Après avoir un peu traîné du fait de certaines
réticences, l'aval de l'Administration saint-louisienne fut
obtenu le 30 avril 1926. Le premier architecte occidental qui offrit
ses services s'avérant très vite être d'un affairisme
malhonnête, le choix se porta finalement sur M. TALLERIE,
l'Administrateur du Cercle de Thiès. Celui-ci, en imposant
des conditions financières scandaleuses à la communauté
mouride, se retrouvera très vite en butte à l'Administration
Publique qui, lui reprochant sa déloyauté et son opportunisme,
dénonça l'accord conclu et retarda les travaux de
préparation de terrain qui avaient déjà débuté.
C'est
dans ce contexte que devait s'éteindre, le mardi 19 juillet
1927 à Diourbel, le Fondateur de la Mouridiyah, le Serviteur
Jamais Inégalé du Prophète de DIEU, à
l'âge de 75 ans; ayant vécu un nombre d'années
correspondant au nombre de versets de la sourate 39 "Les Groupes"

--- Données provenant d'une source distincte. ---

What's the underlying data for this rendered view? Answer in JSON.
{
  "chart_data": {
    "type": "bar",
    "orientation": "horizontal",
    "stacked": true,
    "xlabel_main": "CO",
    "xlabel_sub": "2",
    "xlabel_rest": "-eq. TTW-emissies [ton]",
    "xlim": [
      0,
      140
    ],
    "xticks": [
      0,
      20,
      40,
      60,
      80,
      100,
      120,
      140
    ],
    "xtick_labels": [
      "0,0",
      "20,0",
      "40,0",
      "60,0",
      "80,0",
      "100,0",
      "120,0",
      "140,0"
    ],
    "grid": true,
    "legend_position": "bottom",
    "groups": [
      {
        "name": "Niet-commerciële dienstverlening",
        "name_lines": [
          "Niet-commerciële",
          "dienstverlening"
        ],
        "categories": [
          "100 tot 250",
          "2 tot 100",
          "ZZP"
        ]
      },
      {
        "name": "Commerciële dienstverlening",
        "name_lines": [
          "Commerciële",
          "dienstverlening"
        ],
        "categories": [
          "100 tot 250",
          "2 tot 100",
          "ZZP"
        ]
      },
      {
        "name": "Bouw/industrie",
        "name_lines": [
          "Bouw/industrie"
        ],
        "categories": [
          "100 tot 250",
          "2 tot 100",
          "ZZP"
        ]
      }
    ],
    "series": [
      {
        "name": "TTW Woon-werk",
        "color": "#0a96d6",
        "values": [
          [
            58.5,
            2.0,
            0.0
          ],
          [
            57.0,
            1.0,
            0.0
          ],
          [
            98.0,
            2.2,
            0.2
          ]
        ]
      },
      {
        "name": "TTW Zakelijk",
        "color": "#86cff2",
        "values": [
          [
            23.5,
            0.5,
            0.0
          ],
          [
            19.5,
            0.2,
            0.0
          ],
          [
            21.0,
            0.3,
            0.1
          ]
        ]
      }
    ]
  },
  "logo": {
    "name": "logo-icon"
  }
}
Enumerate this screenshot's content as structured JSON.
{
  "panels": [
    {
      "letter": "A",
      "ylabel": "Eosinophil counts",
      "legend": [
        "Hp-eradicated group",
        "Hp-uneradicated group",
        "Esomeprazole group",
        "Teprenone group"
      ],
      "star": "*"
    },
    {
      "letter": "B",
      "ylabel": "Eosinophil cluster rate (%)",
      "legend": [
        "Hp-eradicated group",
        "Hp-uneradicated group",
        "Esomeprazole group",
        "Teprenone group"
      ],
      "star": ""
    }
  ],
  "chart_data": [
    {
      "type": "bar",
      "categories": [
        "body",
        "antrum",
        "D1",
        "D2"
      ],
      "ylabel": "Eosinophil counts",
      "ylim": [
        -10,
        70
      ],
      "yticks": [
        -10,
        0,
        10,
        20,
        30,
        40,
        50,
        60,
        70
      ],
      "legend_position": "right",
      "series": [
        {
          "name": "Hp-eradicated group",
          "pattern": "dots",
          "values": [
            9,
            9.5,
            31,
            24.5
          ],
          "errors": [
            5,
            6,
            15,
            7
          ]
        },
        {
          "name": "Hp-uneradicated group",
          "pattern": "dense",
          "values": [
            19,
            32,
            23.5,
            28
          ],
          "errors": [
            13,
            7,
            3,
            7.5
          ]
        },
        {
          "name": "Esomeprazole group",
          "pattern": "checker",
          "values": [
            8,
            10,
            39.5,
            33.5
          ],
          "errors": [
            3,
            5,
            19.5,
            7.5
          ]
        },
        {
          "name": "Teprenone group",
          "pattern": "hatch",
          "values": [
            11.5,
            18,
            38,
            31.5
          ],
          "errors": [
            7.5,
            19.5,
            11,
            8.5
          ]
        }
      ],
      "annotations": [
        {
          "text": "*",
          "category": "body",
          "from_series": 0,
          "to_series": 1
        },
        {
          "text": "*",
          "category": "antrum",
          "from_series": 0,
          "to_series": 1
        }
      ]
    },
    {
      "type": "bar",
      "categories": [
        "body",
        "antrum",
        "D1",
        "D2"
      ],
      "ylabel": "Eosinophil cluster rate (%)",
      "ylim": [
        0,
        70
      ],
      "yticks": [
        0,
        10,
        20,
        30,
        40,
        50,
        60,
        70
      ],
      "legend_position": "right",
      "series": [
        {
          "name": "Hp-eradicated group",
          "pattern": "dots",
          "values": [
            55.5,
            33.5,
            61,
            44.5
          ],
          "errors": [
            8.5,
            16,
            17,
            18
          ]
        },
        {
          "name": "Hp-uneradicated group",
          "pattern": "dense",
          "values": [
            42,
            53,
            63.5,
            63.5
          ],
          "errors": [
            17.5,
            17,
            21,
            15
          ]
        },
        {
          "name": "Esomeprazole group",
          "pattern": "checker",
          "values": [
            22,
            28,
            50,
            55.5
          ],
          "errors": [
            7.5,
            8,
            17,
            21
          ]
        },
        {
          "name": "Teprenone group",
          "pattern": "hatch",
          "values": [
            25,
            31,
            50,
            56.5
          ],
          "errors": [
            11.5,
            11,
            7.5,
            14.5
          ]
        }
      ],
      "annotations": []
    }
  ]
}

dont les derniers versets traduisent l'Apothéose d'une existence
agrée:
"Et
ceux qui avaient craint leur SEIGNEUR seront conduits par groupes
au Paradis. Puis, quand ils y parviendront et que ses portes s'ouvriront,
ses gardiens leur diront: "La Paix soit sur vous! Vous avez
été bons: entrez donc pour y demeurer éternellement".
Et ils diront:"Louange à ALLAH qui a nous tenu Sa Promesse
à notre égard et nous a fait hériter le domaine
du Paradis. Nous allons nous installer dans le Paradis là
où nous voulons". Que la récompense de ceux qui
font le bien est excellente!"...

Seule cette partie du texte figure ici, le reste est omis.